# [Excel 2000] Stunden abrechnen



## peshay (14. November 2003)

ich habe eine Liste in der Arbeitszeiten eingegeben werden, berechnet wird dann ob ich Überstunden gearbeitet hab, nur find ich irgendwie überhaupt nicht raus, wie ich bei einer zelle dir mit Uhrzeit formatiert ist (h:mm) Minusstunden eintragen kann.. also z.B. -3:20
oder ebene das ein solches ergebniss beim berechnen der Überstunden herauskommt. Bisher konnte ich nur herrausfinden wie man des einzig und allein mit den Stunden macht, ohne minuten... also [h].


----------



## Lord-Lance (14. November 2003)

Also bei mir funktioniert das mit

[hh]:mm


----------



## peshay (14. November 2003)

tja.. bei mir nicht


----------



## Thomas Lindner (14. November 2003)

Vermutlich (ganz bestimmt) nicht die ideale , perfekte Lösung, aber es funktioniert!
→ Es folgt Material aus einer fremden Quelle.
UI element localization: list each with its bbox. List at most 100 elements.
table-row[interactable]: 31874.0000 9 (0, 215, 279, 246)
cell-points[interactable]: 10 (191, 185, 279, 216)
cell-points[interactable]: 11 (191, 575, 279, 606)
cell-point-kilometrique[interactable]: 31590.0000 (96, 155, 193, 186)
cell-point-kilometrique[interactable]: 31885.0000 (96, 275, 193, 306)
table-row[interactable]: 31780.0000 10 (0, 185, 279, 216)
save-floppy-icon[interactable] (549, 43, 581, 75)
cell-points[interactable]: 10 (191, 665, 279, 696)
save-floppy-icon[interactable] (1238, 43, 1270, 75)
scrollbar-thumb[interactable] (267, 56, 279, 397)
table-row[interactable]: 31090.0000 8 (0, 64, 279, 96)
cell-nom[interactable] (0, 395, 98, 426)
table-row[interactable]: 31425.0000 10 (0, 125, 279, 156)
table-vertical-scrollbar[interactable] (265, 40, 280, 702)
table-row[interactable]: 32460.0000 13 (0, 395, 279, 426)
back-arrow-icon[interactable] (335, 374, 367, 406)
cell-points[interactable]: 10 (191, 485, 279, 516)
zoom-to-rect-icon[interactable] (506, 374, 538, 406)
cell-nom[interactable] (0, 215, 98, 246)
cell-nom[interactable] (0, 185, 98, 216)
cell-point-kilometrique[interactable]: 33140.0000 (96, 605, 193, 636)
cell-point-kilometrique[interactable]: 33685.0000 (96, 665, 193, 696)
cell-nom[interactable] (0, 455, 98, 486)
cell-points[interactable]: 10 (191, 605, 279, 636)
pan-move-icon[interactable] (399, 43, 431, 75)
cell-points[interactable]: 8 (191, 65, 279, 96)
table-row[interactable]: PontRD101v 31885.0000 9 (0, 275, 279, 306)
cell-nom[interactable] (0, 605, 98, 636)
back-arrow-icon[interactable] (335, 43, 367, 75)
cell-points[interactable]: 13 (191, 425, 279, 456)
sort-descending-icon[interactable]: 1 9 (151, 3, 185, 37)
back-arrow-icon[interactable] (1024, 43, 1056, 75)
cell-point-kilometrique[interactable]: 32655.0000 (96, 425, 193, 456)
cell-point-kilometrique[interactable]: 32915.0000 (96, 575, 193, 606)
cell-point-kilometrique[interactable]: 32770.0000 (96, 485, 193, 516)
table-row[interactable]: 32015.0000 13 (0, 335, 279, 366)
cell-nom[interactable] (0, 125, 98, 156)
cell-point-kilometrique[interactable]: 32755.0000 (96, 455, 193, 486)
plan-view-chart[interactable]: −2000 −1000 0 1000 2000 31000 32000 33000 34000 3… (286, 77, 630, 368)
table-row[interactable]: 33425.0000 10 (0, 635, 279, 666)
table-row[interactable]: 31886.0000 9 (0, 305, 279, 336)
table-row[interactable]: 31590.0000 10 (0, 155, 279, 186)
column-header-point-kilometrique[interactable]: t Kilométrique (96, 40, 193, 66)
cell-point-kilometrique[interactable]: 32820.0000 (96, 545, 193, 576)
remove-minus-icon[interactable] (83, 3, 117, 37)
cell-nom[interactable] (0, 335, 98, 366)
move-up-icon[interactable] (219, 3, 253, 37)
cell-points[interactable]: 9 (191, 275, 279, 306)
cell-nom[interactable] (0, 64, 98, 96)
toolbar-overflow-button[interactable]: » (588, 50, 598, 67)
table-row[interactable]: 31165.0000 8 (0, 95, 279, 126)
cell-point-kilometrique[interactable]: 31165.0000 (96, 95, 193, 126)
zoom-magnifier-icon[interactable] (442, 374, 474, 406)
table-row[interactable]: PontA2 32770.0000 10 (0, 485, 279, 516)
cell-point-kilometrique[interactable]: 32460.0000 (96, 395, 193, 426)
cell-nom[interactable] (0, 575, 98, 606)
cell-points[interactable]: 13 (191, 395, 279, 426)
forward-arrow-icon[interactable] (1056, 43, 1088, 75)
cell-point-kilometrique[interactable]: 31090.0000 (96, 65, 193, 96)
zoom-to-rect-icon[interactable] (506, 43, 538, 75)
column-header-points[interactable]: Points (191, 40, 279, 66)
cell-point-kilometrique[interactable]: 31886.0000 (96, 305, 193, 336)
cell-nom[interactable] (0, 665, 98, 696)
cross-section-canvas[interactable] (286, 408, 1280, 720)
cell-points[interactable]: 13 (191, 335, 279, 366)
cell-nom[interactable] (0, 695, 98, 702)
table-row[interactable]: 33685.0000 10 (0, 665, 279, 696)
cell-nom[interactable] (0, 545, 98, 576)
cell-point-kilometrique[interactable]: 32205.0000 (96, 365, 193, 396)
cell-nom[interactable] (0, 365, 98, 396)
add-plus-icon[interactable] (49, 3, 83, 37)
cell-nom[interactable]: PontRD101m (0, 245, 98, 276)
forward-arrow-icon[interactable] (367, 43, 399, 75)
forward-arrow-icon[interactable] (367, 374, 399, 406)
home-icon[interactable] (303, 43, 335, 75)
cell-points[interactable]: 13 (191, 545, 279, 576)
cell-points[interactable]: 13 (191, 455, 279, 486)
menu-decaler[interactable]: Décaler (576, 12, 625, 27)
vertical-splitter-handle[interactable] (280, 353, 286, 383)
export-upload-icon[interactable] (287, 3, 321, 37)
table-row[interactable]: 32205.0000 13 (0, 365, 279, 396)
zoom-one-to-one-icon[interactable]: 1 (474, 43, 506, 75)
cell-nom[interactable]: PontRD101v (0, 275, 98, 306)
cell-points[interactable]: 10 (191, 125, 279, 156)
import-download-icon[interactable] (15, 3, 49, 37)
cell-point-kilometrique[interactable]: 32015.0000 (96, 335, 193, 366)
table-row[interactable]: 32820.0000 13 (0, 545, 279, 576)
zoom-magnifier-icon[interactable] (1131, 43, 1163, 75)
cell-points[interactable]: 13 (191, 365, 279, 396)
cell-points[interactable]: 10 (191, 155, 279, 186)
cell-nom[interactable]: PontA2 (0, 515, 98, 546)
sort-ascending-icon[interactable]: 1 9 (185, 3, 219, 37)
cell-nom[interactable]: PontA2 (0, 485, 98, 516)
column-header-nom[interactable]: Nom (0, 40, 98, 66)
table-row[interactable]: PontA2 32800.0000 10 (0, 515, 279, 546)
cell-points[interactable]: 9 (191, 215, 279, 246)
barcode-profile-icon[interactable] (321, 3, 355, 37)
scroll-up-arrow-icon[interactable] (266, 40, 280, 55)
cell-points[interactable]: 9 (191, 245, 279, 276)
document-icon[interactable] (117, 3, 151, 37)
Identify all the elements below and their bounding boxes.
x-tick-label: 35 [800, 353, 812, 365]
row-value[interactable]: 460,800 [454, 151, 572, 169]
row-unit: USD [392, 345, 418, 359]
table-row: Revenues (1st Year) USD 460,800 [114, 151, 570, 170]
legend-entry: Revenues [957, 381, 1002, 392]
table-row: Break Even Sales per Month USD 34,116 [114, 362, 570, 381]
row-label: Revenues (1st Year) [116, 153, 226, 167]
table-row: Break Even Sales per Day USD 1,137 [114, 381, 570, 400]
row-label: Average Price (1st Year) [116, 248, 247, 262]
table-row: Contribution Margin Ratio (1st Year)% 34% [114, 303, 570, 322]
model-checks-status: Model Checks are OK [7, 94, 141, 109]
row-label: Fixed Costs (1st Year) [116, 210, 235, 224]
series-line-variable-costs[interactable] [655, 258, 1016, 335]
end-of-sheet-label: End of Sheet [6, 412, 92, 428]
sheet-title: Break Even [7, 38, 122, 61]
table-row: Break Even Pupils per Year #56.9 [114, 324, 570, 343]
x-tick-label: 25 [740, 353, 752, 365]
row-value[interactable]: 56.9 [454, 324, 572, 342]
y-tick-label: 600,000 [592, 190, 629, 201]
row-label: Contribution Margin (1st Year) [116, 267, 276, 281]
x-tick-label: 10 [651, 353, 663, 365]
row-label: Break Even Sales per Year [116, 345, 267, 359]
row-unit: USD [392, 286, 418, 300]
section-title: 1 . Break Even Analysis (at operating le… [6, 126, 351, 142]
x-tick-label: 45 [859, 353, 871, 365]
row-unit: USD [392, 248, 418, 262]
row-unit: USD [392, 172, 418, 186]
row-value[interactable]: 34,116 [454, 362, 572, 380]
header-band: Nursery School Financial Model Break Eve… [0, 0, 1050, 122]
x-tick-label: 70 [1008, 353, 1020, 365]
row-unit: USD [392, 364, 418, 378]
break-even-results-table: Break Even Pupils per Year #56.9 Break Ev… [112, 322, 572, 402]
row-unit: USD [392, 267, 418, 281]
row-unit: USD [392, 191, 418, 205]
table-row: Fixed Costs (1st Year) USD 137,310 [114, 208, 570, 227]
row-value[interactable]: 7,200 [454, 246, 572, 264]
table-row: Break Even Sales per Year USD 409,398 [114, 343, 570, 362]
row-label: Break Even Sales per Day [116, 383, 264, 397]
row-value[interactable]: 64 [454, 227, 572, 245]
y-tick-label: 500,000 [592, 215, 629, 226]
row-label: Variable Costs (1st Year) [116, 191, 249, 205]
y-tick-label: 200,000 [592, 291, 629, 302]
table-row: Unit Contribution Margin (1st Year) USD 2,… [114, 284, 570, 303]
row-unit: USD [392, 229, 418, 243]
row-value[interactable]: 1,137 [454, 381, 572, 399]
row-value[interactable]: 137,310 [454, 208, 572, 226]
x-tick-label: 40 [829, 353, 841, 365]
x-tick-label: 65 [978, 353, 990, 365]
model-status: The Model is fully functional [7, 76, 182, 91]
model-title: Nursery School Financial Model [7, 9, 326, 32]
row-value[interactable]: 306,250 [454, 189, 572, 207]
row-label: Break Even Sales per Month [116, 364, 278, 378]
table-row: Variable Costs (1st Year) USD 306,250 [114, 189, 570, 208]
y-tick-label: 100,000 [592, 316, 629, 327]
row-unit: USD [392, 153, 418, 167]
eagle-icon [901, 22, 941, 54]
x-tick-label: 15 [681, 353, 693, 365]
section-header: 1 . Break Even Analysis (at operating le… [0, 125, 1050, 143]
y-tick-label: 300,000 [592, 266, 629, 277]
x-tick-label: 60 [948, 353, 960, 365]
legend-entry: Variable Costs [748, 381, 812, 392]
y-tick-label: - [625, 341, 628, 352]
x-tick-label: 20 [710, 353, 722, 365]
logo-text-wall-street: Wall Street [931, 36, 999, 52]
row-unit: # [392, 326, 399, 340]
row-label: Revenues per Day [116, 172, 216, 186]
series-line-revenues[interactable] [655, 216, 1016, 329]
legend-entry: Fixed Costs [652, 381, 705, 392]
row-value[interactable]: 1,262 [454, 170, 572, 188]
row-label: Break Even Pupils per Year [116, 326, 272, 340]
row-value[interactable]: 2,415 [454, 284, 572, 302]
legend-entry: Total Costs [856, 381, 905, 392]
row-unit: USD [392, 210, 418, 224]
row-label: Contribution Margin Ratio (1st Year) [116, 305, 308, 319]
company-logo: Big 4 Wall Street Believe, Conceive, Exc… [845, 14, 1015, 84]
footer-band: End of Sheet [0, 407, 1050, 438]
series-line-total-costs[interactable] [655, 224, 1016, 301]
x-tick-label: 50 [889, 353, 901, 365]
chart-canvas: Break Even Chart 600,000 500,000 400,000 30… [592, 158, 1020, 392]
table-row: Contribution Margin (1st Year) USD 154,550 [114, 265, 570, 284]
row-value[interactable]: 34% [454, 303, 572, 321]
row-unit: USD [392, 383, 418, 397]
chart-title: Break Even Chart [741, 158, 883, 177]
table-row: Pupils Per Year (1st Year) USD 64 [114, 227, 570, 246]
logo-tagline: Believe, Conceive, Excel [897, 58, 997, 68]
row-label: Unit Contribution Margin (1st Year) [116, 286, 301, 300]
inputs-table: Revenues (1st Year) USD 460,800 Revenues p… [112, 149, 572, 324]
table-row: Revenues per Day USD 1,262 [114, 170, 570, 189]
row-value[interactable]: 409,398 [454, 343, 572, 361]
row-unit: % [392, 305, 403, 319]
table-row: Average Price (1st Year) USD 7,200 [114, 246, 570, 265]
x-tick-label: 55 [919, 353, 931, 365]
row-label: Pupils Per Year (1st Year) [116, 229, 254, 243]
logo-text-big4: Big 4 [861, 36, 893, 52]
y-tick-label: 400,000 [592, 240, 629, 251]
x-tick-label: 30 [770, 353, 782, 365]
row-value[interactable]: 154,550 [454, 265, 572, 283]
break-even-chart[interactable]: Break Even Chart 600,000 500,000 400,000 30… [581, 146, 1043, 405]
Wenn ich die nächsten Tage etwas mehr Luft habe setze ich mich evtl. - ohne Gewähr- nochmal ran!


----------



## peshay (18. November 2003)

wär nich schlecht wenn du da noch eine einfachere lösung finden könntest.. find das aber ganz schön enttäuschend das bei Excel 2k keine gscheide Stundenabrechnung möglich ist..


----------



## Thomas Lindner (18. November 2003)

Gib mir bitte mal ein Beispiel (XLS ohne Makros) vor (Anhang als zip) , wie Du die Daten gerne eingeben würdest.

Wenn ich es zeitlich einrichten kann - ohne Gewähr - suche ich eine Lösung!


----------